The system worked something like the following. Each camper first scraped all excess food from the plates into a food scrap bin. Flatware was placed in wash basins full of soapy water. Next, the campers dipped their dirty dishes in rinse water and scrubbed any remaining food particles with one of many scrubbing brushes. The scrubbed dishes were then moved to another basin filled with soapy water where a staff member scrubbed the dishes a second time and rinse them in clean water. Next, the dishes were left to air dry in drying racks.
The entire process took only a few minutes for each camper. This system worked well because not every camper finished at the same time. Additionally, there were multiple buckets of each type of water.
I copied the system by using 4 square wash basins. We first scrape all of our dishes and then place them in a dry wash basin. Next, I scrub the dishes in plain water and then scrub them again in a basin filled with soapy water and then rinse them again in a basin filled with clean water. I rinse and wash the first basin use it to store all the clean dishes before drying them
I dry the dishes with a synthetic Aqua Dry automotive chamois because it is more absorbent than a typical dish towel. You can purchase them online at Walmart or Amazon for $10 or less. I wash or rinse it after each use.
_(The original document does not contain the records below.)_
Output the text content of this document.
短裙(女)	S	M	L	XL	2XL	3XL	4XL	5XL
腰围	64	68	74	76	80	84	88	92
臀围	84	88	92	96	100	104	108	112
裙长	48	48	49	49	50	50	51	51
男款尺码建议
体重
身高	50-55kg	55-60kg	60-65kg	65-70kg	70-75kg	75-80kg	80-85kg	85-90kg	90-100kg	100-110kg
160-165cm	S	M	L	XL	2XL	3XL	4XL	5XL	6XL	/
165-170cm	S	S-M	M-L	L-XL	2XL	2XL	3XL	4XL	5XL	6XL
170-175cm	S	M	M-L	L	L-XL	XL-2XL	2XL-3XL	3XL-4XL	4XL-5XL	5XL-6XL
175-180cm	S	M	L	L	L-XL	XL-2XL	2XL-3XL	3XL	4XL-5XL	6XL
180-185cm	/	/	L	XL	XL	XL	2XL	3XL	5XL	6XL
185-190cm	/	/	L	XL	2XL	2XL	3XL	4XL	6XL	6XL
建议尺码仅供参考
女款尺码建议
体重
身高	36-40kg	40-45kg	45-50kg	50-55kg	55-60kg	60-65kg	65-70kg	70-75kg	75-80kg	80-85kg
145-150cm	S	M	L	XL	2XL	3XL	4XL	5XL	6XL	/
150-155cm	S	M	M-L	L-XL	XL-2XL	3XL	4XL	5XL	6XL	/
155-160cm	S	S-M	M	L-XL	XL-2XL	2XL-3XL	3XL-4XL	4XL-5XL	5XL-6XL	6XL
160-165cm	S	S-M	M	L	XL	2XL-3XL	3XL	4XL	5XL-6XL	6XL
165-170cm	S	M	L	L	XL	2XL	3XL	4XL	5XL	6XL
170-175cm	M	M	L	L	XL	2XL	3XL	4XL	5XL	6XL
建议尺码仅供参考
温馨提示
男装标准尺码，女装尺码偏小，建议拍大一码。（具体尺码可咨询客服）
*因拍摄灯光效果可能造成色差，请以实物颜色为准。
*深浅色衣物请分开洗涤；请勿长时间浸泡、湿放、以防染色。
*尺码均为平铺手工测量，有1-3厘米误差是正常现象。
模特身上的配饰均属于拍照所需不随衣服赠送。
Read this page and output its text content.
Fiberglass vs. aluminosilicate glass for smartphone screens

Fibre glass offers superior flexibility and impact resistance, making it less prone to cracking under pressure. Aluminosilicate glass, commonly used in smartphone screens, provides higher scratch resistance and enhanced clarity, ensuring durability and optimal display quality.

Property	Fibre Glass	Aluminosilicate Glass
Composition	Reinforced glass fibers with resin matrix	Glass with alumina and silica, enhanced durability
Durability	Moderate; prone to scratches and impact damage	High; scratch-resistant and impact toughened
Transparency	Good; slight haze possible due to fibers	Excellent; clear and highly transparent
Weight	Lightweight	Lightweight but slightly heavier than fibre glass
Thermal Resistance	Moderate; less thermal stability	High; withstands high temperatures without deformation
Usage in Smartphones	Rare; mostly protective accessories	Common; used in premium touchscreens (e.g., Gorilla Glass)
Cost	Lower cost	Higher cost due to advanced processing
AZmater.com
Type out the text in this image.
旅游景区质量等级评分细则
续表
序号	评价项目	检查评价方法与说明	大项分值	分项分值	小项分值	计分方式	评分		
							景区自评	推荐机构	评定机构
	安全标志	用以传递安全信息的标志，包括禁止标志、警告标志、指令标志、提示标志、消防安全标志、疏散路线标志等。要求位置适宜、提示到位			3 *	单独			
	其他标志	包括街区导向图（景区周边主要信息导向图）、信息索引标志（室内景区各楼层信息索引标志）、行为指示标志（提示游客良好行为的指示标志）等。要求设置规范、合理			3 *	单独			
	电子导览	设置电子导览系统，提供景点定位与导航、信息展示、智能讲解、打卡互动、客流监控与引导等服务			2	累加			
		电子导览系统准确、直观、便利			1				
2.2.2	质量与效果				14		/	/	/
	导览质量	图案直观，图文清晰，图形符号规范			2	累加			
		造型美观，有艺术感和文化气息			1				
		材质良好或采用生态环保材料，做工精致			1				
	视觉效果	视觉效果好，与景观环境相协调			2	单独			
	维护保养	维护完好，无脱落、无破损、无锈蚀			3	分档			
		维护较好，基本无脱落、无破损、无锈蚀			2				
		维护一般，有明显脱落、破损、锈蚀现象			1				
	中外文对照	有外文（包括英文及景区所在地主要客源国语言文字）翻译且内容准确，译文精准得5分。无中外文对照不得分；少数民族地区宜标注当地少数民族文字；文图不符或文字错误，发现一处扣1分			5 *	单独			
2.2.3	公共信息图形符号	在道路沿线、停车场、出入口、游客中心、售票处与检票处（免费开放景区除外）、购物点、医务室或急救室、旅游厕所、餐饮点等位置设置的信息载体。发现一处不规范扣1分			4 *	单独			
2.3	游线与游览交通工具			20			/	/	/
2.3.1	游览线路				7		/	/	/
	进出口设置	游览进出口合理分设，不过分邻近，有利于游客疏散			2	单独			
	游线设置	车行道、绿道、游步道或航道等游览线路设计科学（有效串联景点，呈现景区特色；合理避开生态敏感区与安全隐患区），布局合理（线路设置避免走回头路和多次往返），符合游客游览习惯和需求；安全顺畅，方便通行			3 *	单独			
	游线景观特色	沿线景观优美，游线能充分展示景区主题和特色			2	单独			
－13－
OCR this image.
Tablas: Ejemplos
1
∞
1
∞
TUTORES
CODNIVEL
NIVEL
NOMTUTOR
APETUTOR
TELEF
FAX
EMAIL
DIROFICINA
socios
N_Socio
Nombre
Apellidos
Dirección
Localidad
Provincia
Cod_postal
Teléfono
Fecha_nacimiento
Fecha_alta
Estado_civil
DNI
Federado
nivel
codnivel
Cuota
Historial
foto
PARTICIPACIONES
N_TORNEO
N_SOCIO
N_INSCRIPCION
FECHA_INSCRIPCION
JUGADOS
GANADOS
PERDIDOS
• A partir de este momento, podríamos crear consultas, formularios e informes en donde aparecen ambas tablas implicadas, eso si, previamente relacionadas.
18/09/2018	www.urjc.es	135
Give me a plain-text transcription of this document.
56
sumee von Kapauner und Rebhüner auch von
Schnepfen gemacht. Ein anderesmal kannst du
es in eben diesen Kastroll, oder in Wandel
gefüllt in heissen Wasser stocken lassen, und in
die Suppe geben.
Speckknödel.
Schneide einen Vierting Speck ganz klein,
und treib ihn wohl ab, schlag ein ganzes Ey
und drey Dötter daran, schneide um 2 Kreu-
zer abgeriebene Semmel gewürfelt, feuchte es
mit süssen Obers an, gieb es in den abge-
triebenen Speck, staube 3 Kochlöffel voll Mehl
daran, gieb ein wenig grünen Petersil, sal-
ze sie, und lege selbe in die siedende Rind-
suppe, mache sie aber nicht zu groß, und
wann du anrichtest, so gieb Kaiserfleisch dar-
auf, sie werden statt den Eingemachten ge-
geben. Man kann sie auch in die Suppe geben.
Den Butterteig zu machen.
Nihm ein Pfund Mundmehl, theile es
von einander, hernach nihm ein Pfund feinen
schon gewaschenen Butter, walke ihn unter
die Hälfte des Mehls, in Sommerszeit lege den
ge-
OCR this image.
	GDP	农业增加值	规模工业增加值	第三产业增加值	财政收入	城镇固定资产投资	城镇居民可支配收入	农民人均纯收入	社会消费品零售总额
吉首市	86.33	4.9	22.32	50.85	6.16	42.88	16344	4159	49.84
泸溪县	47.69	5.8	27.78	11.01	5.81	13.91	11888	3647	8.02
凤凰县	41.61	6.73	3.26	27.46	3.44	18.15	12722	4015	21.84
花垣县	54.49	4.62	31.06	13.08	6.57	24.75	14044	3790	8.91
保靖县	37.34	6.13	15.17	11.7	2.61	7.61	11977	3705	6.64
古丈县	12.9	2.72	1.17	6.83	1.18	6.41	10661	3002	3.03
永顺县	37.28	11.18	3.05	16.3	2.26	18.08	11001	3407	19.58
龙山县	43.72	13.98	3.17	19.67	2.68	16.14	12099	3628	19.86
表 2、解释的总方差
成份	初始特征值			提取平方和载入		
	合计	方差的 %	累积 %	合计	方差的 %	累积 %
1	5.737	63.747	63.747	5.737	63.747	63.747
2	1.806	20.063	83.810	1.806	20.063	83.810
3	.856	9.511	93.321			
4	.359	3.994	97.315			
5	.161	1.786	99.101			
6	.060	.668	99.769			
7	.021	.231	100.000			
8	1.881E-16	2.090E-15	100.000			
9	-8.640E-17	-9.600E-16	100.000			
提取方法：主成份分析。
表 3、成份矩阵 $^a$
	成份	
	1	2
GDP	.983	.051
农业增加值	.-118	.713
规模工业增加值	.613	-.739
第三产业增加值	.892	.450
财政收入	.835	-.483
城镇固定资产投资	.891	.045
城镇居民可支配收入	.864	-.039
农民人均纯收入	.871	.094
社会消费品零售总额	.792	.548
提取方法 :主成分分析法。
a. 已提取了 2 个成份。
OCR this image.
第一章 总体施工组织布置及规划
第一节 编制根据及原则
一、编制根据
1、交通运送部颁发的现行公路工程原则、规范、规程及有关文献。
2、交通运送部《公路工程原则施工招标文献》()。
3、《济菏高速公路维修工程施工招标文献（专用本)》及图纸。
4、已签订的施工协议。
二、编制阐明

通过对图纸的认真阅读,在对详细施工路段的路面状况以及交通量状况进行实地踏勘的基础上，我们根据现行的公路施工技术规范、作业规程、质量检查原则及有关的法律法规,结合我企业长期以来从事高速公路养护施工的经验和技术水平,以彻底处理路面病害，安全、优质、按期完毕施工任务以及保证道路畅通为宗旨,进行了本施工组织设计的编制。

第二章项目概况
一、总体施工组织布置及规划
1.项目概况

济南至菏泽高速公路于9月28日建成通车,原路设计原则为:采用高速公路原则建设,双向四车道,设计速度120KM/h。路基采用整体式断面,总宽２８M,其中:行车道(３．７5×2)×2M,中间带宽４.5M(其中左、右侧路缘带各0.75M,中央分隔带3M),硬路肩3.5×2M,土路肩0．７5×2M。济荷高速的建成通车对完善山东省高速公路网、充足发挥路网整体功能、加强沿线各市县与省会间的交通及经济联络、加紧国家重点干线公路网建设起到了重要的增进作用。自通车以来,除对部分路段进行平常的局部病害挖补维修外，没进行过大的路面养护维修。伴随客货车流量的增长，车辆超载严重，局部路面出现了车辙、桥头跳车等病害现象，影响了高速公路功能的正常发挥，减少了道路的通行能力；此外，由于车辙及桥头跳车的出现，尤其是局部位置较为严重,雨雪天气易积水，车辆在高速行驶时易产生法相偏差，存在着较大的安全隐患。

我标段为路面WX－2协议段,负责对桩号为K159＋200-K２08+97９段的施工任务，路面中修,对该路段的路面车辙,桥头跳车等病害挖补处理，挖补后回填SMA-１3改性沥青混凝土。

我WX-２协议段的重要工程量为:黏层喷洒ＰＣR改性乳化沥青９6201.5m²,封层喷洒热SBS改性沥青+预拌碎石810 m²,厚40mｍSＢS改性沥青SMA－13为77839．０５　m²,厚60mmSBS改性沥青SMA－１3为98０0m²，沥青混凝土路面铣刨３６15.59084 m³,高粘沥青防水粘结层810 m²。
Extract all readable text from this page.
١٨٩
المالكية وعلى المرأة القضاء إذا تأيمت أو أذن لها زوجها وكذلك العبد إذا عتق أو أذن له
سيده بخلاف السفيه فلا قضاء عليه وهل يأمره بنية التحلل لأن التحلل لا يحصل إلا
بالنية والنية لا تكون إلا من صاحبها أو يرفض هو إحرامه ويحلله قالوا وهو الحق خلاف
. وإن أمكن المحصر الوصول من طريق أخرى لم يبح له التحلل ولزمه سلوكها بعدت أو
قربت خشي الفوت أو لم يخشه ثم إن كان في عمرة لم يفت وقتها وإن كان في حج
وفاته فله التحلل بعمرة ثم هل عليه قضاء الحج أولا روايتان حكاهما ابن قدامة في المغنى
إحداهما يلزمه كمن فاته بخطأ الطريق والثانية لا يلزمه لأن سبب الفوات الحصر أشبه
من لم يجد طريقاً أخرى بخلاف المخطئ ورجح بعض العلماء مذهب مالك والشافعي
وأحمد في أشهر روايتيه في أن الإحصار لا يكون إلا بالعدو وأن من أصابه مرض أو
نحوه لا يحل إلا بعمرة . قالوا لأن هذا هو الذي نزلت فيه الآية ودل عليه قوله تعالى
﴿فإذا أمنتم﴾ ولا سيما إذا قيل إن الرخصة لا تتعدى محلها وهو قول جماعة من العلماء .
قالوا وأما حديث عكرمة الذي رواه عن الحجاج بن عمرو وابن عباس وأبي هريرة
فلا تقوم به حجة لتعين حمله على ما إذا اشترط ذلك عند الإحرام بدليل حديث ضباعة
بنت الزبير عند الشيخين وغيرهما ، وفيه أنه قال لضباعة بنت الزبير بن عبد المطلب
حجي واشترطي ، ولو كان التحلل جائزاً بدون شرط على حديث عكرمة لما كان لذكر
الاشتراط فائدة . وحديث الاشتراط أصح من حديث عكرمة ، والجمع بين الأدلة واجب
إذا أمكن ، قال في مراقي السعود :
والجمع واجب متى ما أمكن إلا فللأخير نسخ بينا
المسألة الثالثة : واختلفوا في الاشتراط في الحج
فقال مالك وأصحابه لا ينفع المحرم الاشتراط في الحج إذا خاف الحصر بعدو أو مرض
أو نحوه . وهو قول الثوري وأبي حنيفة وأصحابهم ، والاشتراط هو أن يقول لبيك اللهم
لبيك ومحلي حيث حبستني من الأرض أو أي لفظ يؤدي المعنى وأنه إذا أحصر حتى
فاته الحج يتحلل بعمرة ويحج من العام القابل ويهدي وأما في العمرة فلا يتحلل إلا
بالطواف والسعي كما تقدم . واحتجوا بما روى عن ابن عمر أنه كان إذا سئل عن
We also use them as handy shower towels because they are extremely light weight and very convenient to pack on camping trips.
The system may not be perfect, but it sure works well for us as we can speed wash our dishes and spend time doing the things that we like to do while camping.
My wife makes her own dish washing detergent by combining Dr. Bronner's Castille soap and baking soda in a spray bottle. We spray the dishes with the mixture and let them soak in the soapy basin bin. Some people want to buy detergents that are extra bubbly and foamy. The foam and bubbles do not wash the dishes or cut grease. Don't be fooled into the suds. Dr. Bronner's soap works great and it really smells good. It does not stick to your dishes, so you don't have to be concerned about tasting lavender or eucalyptus with your morning coffee. Dr. Bronner's Castille soap can be purchased at Vitamin Shoppe. We rarely use hot water to wash dishes as we try to be minimalists.